There is a veterinarian on call, who treats the animals with a mix of conventional medicine, homeopathy, herbs, and acupuncture. Now, I find acupuncture barely credible for humans, but am stretching mightily to imagine it for pigs and donkeys.
We met Mr. Tuggs and Irwin. “They’re rescue donkeys,” said Aaron. “We didn’t plan on them.” But the goats are on purpose. Nigerian dwarf goats named Alfalfa, Rose, Daisy, Iris, Clover, Marigold, and Zorro – he’s the buck.
There are oxen, Lewis and Clark. There are chickens, of course there are chickens, housed in movable coops.
And there are bees, a colony of hives. It’s the Honeybee Conservancy, dedicated to studying how to make them thrive. They are Thomas Hybrid Hives, looking like nothing I’ve seen before, of vertical African design. The bees draw their own comb size. Forcing bees to live in over-sized comb cells is apparently one of the stressors contributing to honeybee decline in conventional hives.
Then we went to see the fields. We drove past the field leased to the CSA,
past the compost piles,
out to the flat rows of green. These were not so photogenic, but were educational. Rodale ran a great experiment here, for 30 years, practicing crop rotation, all varieties of cover crops, no-till methods, GMO, non-GMO, you name it. The Farming Systems Trial’s results show that organic methods are at least as good, and often superior to, conventional farming, by several measures: healthier soil, less greenhouse gases, less energy input, and more profitable. Read more about it at www.rodaleinstitute.org.
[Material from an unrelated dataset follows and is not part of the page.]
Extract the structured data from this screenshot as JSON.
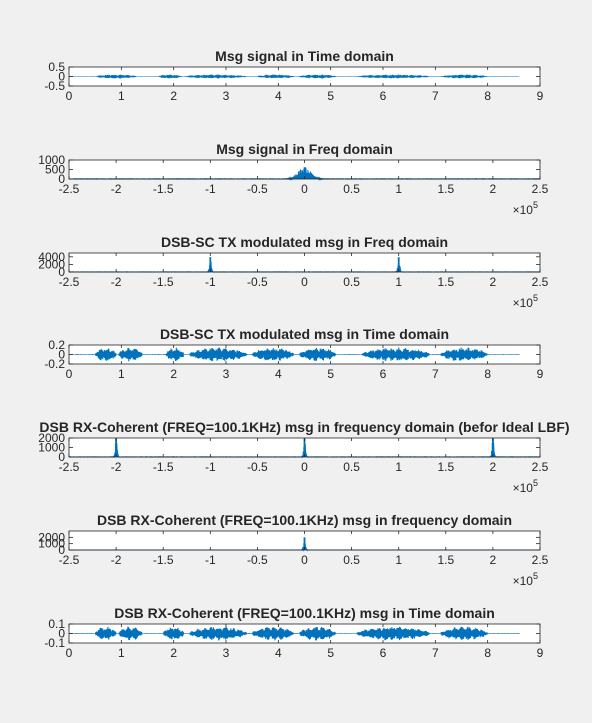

On the way back, we met James Burkholder, Rodale’s neighbor farmer. He is applying Rodale’s methods on his farm, thereby extending the oasis of organic farming in the midst of the conventional wilderness. He raises cows.
The Rodale farm welcomes visitors. There will be an Apple Festival on September 20, when the public will be invited to harvest those organic apples. There is much more information at www.rodaleinstitute.org.